The environmental movement has constituents to satisfy and operating budgets to raise, so it expends too much effort on issues that are trivial (gravel pits), bogus (wind turbines), overblown (fracking), or serious but strictly local (Northern Pulp), and too little effort on human-induced climate change, the defining issue of our time.

So I’m glad the New Dawn Centre for Social Innovation and its Films for Change program are planning a four-hour People’s Climate Forum Sunday in Sydney to complement the Largest Climate Change March in History, to be staged the same day in New York City. Both events, and many others around the world*, form part of the lead-up to Tuesday’s United Nations Climate Summit** at UN headquarters in New York.

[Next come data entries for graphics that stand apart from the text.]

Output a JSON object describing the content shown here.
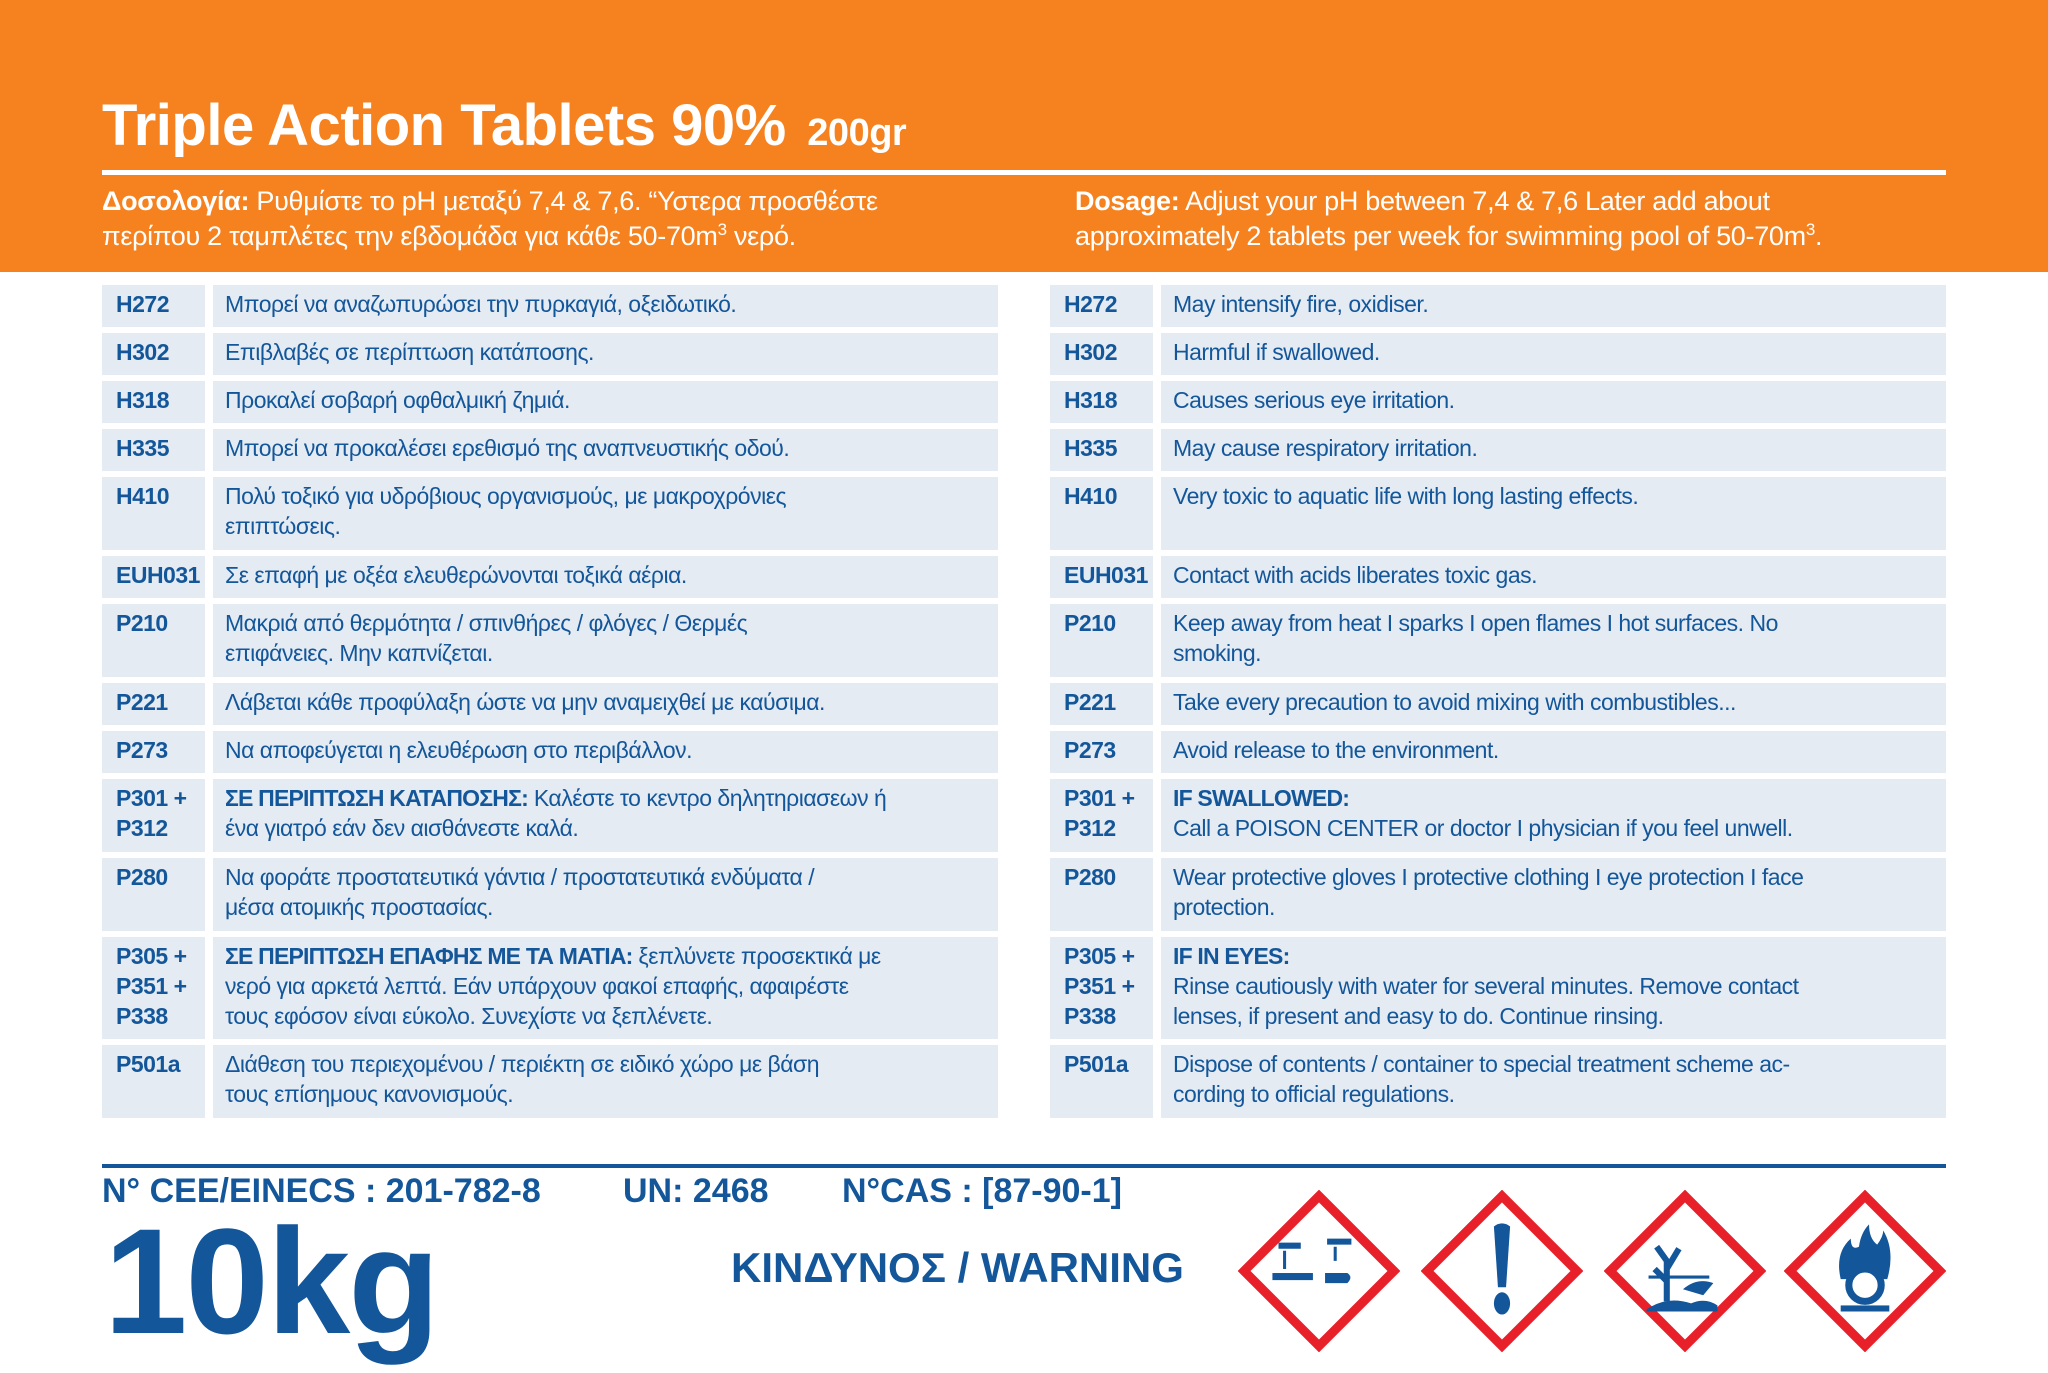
{
  "header": {
    "title": "Triple Action Tablets 90%",
    "title_weight": "200gr",
    "dosage_gr": {
      "label": "Δοσολογία:",
      "text": " Ρυθμίστε το pH μεταξύ 7,4 & 7,6. “Υστερα προσθέστε\nπερίπου 2 ταμπλέτες την εβδομάδα για κάθε 50-70m",
      "sup": "3",
      "tail": " νερό."
    },
    "dosage_en": {
      "label": "Dosage:",
      "text": " Adjust your pH between 7,4 & 7,6 Later add about\napproximately 2 tablets per week for swimming pool of 50-70m",
      "sup": "3",
      "tail": "."
    }
  },
  "statements_gr": [
    {
      "code": "H272",
      "text": "Μπορεί να αναζωπυρώσει την πυρκαγιά, οξειδωτικό.",
      "lines": 1
    },
    {
      "code": "H302",
      "text": "Επιβλαβές σε περίπτωση κατάποσης.",
      "lines": 1
    },
    {
      "code": "H318",
      "text": "Προκαλεί σοβαρή οφθαλμική ζημιά.",
      "lines": 1
    },
    {
      "code": "H335",
      "text": "Μπορεί να προκαλέσει ερεθισμό της αναπνευστικής οδού.",
      "lines": 1
    },
    {
      "code": "H410",
      "text": "Πολύ τοξικό για υδρόβιους οργανισμούς, με μακροχρόνιες\nεπιπτώσεις.",
      "lines": 2
    },
    {
      "code": "EUH031",
      "text": "Σε επαφή με οξέα ελευθερώνονται τοξικά αέρια.",
      "lines": 1
    },
    {
      "code": "P210",
      "text": "Μακριά από θερμότητα / σπινθήρες / φλόγες / Θερμές\nεπιφάνειες. Μην καπνίζεται.",
      "lines": 2
    },
    {
      "code": "P221",
      "text": "Λάβεται κάθε προφύλαξη ώστε να μην αναμειχθεί με καύσιμα.",
      "lines": 1
    },
    {
      "code": "P273",
      "text": "Να αποφεύγεται η ελευθέρωση στο περιβάλλον.",
      "lines": 1
    },
    {
      "code": "P301 +\nP312",
      "bold": "ΣΕ ΠΕΡΙΠΤΩΣΗ ΚΑΤΑΠΟΣΗΣ:",
      "text": " Καλέστε το κεντρο δηλητηριασεων ή\nένα γιατρό εάν δεν αισθάνεστε καλά.",
      "lines": 2
    },
    {
      "code": "P280",
      "text": "Να φοράτε προστατευτικά γάντια / προστατευτικά ενδύματα /\nμέσα ατομικής προστασίας.",
      "lines": 2
    },
    {
      "code": "P305 +\nP351 +\nP338",
      "bold": "ΣΕ ΠΕΡΙΠΤΩΣΗ ΕΠΑΦΗΣ ΜΕ ΤΑ ΜΑΤΙΑ:",
      "text": " ξεπλύνετε προσεκτικά με\nνερό για αρκετά λεπτά. Εάν υπάρχουν φακοί επαφής, αφαιρέστε\nτους εφόσον είναι εύκολο. Συνεχίστε να ξεπλένετε.",
      "lines": 3
    },
    {
      "code": "P501a",
      "text": "Διάθεση του περιεχομένου / περιέκτη σε ειδικό χώρο με βάση\nτους επίσημους κανονισμούς.",
      "lines": 2
    }
  ],
  "statements_en": [
    {
      "code": "H272",
      "text": "May intensify fire, oxidiser.",
      "lines": 1
    },
    {
      "code": "H302",
      "text": "Harmful if swallowed.",
      "lines": 1
    },
    {
      "code": "H318",
      "text": "Causes serious eye irritation.",
      "lines": 1
    },
    {
      "code": "H335",
      "text": "May cause respiratory irritation.",
      "lines": 1
    },
    {
      "code": "H410",
      "text": "Very toxic to aquatic life with long lasting effects.",
      "lines": 2
    },
    {
      "code": "EUH031",
      "text": "Contact with acids liberates toxic gas.",
      "lines": 1
    },
    {
      "code": "P210",
      "text": "Keep away from heat I sparks I open flames I hot surfaces. No\nsmoking.",
      "lines": 2
    },
    {
      "code": "P221",
      "text": "Take every precaution to avoid mixing with combustibles...",
      "lines": 1
    },
    {
      "code": "P273",
      "text": "Avoid release to the environment.",
      "lines": 1
    },
    {
      "code": "P301 +\nP312",
      "bold": "IF SWALLOWED:",
      "text": "\nCall a POISON CENTER or doctor I physician if you feel unwell.",
      "lines": 2
    },
    {
      "code": "P280",
      "text": "Wear protective gloves I protective clothing I eye protection I face\nprotection.",
      "lines": 2
    },
    {
      "code": "P305 +\nP351 +\nP338",
      "bold": "IF IN EYES:",
      "text": "\nRinse cautiously with water for several minutes. Remove contact\nlenses, if present and easy to do. Continue rinsing.",
      "lines": 3
    },
    {
      "code": "P501a",
      "text": "Dispose of contents / container to special treatment scheme ac-\ncording to official regulations.",
      "lines": 2
    }
  ],
  "footer": {
    "einecs": "N° CEE/EINECS : 201-782-8",
    "un": "UN: 2468",
    "cas": "N°CAS : [87-90-1]",
    "weight": "10kg",
    "signal_word": "ΚΙΝΔΥΝΟΣ / WARNING",
    "pictograms": [
      "corrosion-icon",
      "exclamation-mark-icon",
      "environment-icon",
      "oxidizer-flame-over-circle-icon"
    ]
  },
  "colors": {
    "orange": "#f5821f",
    "blue": "#13569a",
    "cell_bg": "#e4ebf2",
    "pictogram_border": "#e8202a"
  }
}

The Sydney forum (noon to 4 p.m., 37 Napean St.) includes the Cape Breton premiere of CBU professor Ashlee Cunsolo Willox’s documentary film, Lament for the Land, which catalogs the impact of climate change on the Inuit people of Labrador.

Part of the four-hour Sydney session (noon to 4 p.m.) will be devoted to “conversation tables,” with such topics as climate change and health, digital media for social change, climate change and local fisheries, Mi’kmaq sustainability and adaptation, community connections, and enviro-learning activities for children. Charlie Dennis, Senior Advisor for the Unma’ki Institute for Natural Resources, and Mi’kmaq elder Albert Marshall will be among the discussion leaders.

I hope I’ll see lots of Contrarian readers there. This is as important as an issue can be.

* Halifax has a march.

** Prime Minister Stephen Harper does not plan to attend the UN summit.